Management's Perspective and Future Outlook
Mehul Pandya, Managing Director & Group CEO of CareEdge, commented on the results, acknowledging the mixed state of the domestic debt market but emphasizing CARE Ratings' healthy performance. He highlighted the growth in standalone revenue, driven by stable rating volumes and broad-based growth across segments. Mr. Pandya also noted the significant contribution from non-ratings businesses to consolidated revenue and the robust standalone EBITDA margin of 46% for 9M FY26, attributed to disciplined cost management and operational efficiencies.

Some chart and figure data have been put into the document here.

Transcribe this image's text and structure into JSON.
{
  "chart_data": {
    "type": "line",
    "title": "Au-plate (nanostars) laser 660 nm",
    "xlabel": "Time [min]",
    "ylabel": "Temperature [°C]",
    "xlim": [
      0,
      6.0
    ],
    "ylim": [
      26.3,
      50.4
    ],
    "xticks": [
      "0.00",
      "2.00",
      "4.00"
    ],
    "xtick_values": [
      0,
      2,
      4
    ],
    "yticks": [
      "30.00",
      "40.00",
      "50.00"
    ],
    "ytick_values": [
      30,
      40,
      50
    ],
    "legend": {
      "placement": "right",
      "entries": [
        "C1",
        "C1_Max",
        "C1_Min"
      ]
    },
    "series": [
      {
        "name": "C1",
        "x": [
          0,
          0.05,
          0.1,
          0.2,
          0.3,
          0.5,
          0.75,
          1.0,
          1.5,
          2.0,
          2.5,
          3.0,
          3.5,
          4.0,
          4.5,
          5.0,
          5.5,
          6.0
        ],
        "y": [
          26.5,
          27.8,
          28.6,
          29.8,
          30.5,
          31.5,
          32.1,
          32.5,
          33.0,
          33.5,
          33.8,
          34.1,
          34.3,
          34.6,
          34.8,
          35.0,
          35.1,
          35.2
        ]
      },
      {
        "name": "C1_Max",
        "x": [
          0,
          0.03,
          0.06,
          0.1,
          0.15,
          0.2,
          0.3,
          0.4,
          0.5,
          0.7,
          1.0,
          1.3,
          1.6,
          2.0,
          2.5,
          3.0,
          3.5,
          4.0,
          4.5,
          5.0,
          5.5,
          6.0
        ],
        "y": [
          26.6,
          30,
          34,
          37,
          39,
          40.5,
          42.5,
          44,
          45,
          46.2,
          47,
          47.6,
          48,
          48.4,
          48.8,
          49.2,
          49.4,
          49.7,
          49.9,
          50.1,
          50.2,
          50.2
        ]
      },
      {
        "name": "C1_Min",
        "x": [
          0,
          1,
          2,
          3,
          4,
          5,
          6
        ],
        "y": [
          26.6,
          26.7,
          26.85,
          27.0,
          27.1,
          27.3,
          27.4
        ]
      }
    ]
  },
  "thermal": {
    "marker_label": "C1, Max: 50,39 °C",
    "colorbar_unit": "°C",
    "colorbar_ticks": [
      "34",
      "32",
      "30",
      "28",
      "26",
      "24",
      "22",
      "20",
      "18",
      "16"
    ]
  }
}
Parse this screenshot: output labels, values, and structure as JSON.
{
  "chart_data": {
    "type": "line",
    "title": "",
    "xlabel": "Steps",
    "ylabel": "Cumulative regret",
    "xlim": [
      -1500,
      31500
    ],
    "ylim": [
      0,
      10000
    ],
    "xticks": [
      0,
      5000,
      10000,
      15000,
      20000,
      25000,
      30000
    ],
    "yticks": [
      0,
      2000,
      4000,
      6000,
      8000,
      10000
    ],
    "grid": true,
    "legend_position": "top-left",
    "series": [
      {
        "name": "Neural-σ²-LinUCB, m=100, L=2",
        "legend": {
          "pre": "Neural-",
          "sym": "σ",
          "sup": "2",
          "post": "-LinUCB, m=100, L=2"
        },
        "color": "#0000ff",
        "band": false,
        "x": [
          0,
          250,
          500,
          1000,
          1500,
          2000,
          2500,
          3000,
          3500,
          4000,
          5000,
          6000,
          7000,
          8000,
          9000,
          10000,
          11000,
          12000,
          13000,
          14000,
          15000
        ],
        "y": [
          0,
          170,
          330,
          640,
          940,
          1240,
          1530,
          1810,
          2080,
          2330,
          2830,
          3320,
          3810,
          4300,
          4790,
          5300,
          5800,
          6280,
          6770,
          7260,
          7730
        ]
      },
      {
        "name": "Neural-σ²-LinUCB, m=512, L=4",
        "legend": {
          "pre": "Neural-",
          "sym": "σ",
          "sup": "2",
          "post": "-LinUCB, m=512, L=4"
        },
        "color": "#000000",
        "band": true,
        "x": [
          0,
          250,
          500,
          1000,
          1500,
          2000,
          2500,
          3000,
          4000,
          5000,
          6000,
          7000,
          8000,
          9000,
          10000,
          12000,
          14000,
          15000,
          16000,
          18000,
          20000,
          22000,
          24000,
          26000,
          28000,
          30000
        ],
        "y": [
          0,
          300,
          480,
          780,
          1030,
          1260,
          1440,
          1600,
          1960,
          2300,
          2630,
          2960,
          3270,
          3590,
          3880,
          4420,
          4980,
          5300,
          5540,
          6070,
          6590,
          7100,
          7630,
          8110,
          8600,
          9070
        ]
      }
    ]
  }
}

Looking ahead, management remains cautiously optimistic, anticipating continued support from improving credit demand and healthy capital market activity. The company also reaffirmed its commitment to governance, analytical rigor, and stakeholder trust. While fund-raising activity moderated in Q3 FY26, with commercial paper and corporate bond issuances being lower year-on-year, cumulative issuances for April-December showed encouraging growth for commercial papers. Bank credit offtake also increased by 14.5% as of December 2025, accelerating from the previous year, with industrial credit growth rising to 13.3% and services credit growth at 15.3%.
CARE Ratings Limited's Q3 and 9M FY26 results reflect a company that is not only capitalizing on India's strong economic momentum but also strategically diversifying its revenue streams and maintaining stringent cost controls. The focus on quality-led growth and a cautiously optimistic outlook positions CARE Ratings to continue its trajectory of sustained performance in the evolving financial landscape.